More Police Won’t Make Public Transit Safer. Housing and Social Services Will.

Sam McCann Senior Writer // Aaron Stagoff-Belfort Former Program Associate
Jun 17, 2022

After a spate of high-profile violent incidents on New York City’s subway system, Mayor Eric Adams pledged to create police “omnipresence” on the subway. Since he took office in January, the new mayor has deployed 500 officers across the system, bringing the total number of police on public transit to a record 3,500.

Adams is responding to a perception—inflamed by tabloid news—that the subway is in crisis. The truth is more complicated: transit complaints on the subway are down nearly 28 percent since 2019, but crime per rider has increased as ridership has only rebounded to around 60 percent of pre-pandemic levels. There was one felony per million riders in 2019, compared to 1.63 in 2021. Still, with daily ridership of over 3 million in late 2021, the chance of being victimized is small, and the subway represents the city’s safest form of transportation.

Building public safety and increasing ridership on transit systems are important goals. Polls show that fear of crime is a leading reason people are hesitant to ride the subway. But polls also demonstrate that New Yorkers do not view hiring more police as the best public safety investment. Building more affordable housing and sending mental health responders in lieu of police ranked as higher public safety priorities this past spring.

New Yorkers are right: police omnipresence is not the most effective way to reduce violent crime nor does it address housing instability or substance use. Police deployment underground is also not driven by data. In 2020, 10 percent of New York City’s police force was patrolling the subway even though just 2 percent of crime occurred there. Pouring police into areas with relatively little crime leads to police over-enforcing what they encounter: trivial infractions like fare evasion, vendor licensing, or public sleeping. Adams ordered officers to prioritize making arrests for these so-called “quality of life” infractions and trumpeted a 51 percent increase in fare evasion arrests. That kind of “broken windows”-style policing fails to prevent acts of violence that jeopardize public safety.

Recent history illustrates this failure. From December 2019 to the end of 2020, former New York governor Andrew Cuomo flooded the public transit system with police, instructing them to crack down on fare evasion and homelessness. Cuomo’s attempt to police his way out of the city’s housing crisis failed. Costs for police overtime soared 21 percent, and unhoused populations in the MTA’s busiest stations surged 45 percent last summer. NYPD practices on the subway sparked allegations of racism and an investigation by the state attorney general’s office. And the largest police presence on the MTA in a quarter century coincided with growing public safety concerns underground.
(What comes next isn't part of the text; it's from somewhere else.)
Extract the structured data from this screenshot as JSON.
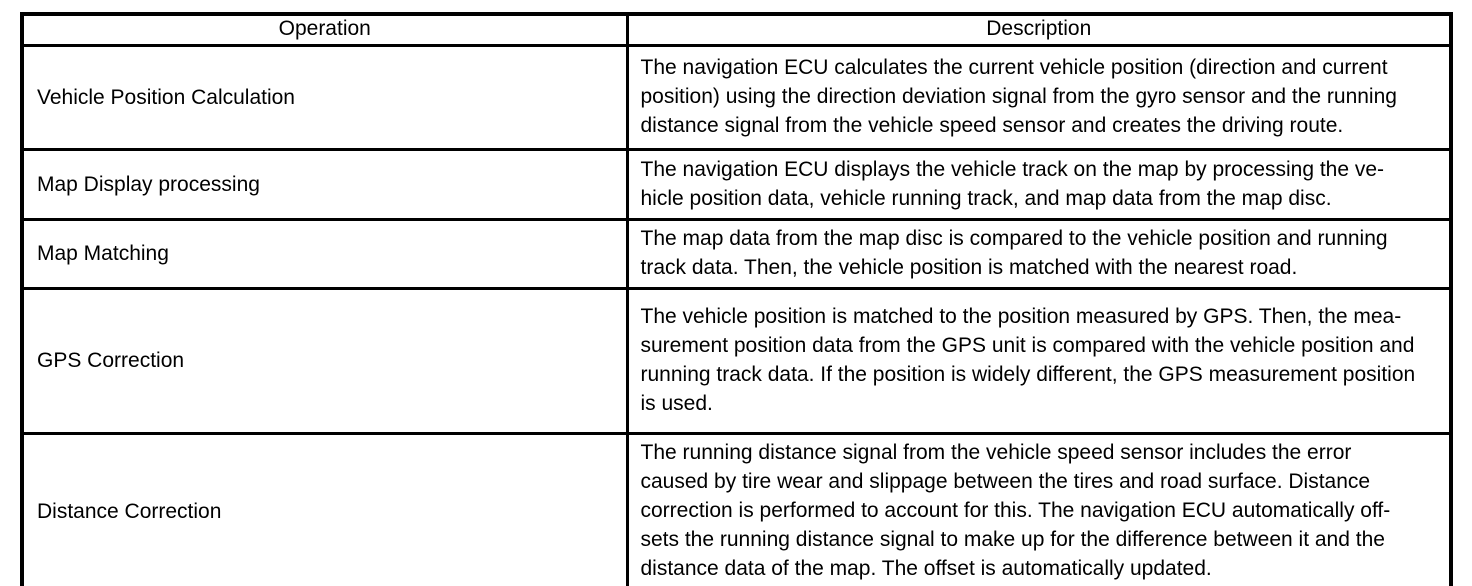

But politicians like Adams insist that more police and unproven security technology are the only ways to improve public transit. That is simply not true. Instead, officials can implement a host of popular and more effective options to reckon with the slight rise in crime on public transit, build public safety, alleviate housing instability, and increase ridership. These include:

  • Providing housing, not police. Unhoused people often choose to sleep in public transit rather than shelters because of the dangerous conditions in the shelter system; dangers that were only exacerbated by the COVID-19 pandemic. In New York City, the solution lies in filling the 2,500 city-funded apartments currently sitting vacant due to what advocates call a “bureaucratic nightmare,” and providing more safe, single-unit accommodations.
  • Investing in outreach. Rather than hiring police to criminalize homelessness and mental health crises, New York City should expand social service support systems. A TransitCenter report from last year recommended that New York City deploy fewer cops and more unarmed, non-police personnel like outreach workers. That tactic has been implemented in other jurisdictions: Los Angeles County recently hired 40 social workers to conduct outreach on the Metro. LA has also contracted with People Assisting the Homeless (PATH) to provide services outreach for unhoused people, and evaluations show that PATH teams are more cost effective than police officers at providing services to unhoused people.
  • Improving infrastructure. Infrastructure improvements also help. The Bay Area Rapid Transit (BART) Pit Stop program provides public bathrooms with attendants, which reduced reports of urination, defecation, graffiti, and needles in station elevators by 98 percent.
  • Expanding fare justice programs. In 2019, New York City spent $249 million on additional police—which only prevented $200 million in fare evasion losses, for a huge net loss. Not only are police more expensive than their impact on fare evasion, they also impose enormously unequal costs on Black people and other people of color, who are the subjects of 90 percent of fare arrests. Instead of attacking the symptom of fare-beating, New York City should address the two things that drive it: poverty and inconvenience. For instance, safety improved when Kansas City implemented a zero-fare program in 2020, with security incidents declining by 17 percent per 100,000 riders.

Taken together, these measures can help address housing instability and mental illness while also increasing ridership. More riders are critical, experts say, as empty stations and trains lead to more crime.

Our public safety toolbox has more to offer than billions of dollars for bloated police budgets that saturate subways with police, particularly when their presence on public transit is already at record highs and clearly not effective. It is past time that officials turn to evidence-based solutions instead of pouring yet more resources into failed policy.